MySQL deadlock when using DAG serialization
See original GitHub issueApache Airflow version: 1.10.10 Kubernetes version: v1.16.8 MySQL version: 5.7
What happened:
Airflow tasks fail with Deadlock when running Dag with max_active_runs
> 1 and concurrency
> 1 and when dag_serialization
is enabled.
Logs
[2020-04-22 19:19:49,018] {taskinstance.py:1145} ERROR - (_mysql_exceptions.OperationalError) (1205, ‘Lock wait timeout exceeded; try restarting transaction’) [SQL: INSERT INTO rendered_task_instance_fields (dag_id, task_id, execution_date, rendered_fields) VALUES (%s, %s, %s, %s)] [parameters: (‘some_dag_v.0.0.1’, ‘some_task_id’, datetime.datetime(2019, 12, 2, 0, 0), ‘Some rendered fields (837 characters truncated)’)]

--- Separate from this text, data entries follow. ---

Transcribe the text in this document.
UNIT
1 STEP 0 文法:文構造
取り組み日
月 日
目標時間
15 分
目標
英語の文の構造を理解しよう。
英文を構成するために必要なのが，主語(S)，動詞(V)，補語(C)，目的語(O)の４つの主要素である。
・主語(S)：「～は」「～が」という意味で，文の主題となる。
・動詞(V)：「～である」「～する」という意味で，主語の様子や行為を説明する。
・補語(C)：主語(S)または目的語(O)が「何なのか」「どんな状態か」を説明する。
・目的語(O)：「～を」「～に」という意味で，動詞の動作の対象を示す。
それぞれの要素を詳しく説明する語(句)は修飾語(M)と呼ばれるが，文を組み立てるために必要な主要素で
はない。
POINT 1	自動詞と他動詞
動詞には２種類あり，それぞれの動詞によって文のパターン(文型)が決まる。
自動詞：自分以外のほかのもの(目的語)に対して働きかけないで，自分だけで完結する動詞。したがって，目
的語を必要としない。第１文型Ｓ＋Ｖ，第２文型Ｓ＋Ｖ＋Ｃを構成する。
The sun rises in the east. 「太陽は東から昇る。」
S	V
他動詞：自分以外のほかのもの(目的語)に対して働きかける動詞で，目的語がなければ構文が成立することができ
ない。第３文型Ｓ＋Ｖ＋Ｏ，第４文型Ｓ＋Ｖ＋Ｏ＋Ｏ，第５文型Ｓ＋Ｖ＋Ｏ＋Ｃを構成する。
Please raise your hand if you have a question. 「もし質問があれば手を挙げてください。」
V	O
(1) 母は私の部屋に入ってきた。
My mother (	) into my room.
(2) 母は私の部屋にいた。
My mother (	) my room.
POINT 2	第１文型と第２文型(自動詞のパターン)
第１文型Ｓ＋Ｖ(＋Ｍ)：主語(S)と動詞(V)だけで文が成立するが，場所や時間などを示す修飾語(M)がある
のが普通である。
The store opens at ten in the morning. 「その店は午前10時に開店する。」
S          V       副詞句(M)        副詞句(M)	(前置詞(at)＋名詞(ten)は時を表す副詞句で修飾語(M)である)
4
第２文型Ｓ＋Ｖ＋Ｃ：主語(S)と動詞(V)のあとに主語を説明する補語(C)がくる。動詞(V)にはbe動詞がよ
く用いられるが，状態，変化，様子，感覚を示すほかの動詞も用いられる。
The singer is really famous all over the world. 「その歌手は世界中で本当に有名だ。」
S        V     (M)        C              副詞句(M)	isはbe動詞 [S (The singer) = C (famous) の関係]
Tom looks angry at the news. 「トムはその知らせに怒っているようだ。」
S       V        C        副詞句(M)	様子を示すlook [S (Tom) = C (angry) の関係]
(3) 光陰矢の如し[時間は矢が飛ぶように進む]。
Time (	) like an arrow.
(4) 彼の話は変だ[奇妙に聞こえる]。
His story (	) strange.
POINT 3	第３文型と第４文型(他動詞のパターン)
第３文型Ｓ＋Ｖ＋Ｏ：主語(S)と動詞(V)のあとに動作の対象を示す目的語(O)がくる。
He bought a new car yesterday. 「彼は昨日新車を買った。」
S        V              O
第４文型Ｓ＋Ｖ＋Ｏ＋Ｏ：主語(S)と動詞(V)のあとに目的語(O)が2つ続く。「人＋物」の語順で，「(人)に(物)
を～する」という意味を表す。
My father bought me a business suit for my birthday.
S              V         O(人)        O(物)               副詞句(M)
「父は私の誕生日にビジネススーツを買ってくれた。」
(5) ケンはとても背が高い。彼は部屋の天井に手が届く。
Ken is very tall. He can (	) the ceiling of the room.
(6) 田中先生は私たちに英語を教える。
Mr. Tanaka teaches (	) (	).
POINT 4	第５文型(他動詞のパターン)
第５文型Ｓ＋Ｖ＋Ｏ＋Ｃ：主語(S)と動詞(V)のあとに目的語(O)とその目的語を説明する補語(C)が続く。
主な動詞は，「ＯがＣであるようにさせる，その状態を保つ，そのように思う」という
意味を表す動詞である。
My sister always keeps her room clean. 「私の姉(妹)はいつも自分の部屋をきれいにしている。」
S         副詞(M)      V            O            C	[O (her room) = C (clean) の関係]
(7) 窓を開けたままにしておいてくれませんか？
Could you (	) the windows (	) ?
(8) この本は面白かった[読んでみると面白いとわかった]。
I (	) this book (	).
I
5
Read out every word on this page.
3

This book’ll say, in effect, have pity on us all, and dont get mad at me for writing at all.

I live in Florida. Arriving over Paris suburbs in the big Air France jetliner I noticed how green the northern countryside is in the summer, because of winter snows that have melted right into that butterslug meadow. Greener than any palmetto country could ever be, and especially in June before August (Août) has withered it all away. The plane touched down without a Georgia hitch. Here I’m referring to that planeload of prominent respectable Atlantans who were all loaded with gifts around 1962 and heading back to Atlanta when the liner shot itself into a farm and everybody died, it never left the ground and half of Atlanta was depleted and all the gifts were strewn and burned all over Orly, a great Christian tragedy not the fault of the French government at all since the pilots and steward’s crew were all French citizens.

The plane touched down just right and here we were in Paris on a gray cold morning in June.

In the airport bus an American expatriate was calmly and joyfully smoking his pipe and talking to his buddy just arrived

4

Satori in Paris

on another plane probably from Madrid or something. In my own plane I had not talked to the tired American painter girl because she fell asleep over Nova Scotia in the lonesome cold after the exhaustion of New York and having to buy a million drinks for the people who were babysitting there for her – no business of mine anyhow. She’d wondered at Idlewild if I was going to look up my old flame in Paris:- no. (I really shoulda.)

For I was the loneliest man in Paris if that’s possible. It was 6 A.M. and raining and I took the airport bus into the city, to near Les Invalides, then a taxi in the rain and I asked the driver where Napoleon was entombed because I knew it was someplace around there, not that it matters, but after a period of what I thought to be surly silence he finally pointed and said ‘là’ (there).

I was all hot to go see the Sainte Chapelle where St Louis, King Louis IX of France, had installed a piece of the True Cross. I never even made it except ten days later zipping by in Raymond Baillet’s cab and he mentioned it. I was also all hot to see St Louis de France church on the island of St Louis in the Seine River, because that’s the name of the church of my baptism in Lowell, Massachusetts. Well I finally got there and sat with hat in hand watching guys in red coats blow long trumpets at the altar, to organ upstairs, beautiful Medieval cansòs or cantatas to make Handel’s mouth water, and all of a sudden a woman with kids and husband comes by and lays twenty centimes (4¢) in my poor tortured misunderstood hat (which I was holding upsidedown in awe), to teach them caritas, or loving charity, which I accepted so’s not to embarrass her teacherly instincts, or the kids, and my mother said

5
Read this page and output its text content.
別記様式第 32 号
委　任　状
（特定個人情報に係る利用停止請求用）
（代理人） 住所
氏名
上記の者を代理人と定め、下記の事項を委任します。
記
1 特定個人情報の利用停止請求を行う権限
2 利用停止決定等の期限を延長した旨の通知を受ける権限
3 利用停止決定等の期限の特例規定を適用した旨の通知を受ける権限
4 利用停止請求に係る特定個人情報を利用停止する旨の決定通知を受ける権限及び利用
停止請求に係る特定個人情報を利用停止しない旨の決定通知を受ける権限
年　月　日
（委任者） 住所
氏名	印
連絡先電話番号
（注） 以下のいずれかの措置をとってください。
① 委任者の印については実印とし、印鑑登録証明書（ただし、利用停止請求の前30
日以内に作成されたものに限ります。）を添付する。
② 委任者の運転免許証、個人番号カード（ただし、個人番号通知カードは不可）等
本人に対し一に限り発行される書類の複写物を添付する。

(Background on this error at: http://sqlalche.me/e/e3q8) Traceback (most recent call last): File “/usr/local/lib/python3.7/site-packages/sqlalchemy/engine/base.py”, line 1248, in _execute_context cursor, statement, parameters, context File “/usr/local/lib/python3.7/site-packages/sqlalchemy/engine/default.py”, line 590, in do_execute cursor.execute(statement, parameters) File “/usr/local/lib/python3.7/site-packages/MySQLdb/cursors.py”, line 255, in execute self.errorhandler(self, exc, value) File “/usr/local/lib/python3.7/site-packages/MySQLdb/connections.py”, line 50, in defaulterrorhandler raise errorvalue File “/usr/local/lib/python3.7/site-packages/MySQLdb/cursors.py”, line 252, in execute res = self._query(query) File “/usr/local/lib/python3.7/site-packages/MySQLdb/cursors.py”, line 378, in _query db.query(q) File “/usr/local/lib/python3.7/site-packages/MySQLdb/connections.py”, line 280, in query _mysql.connection.query(self, query) _mysql_exceptions.OperationalError: (1205, ‘Lock wait timeout exceeded; try restarting transaction’)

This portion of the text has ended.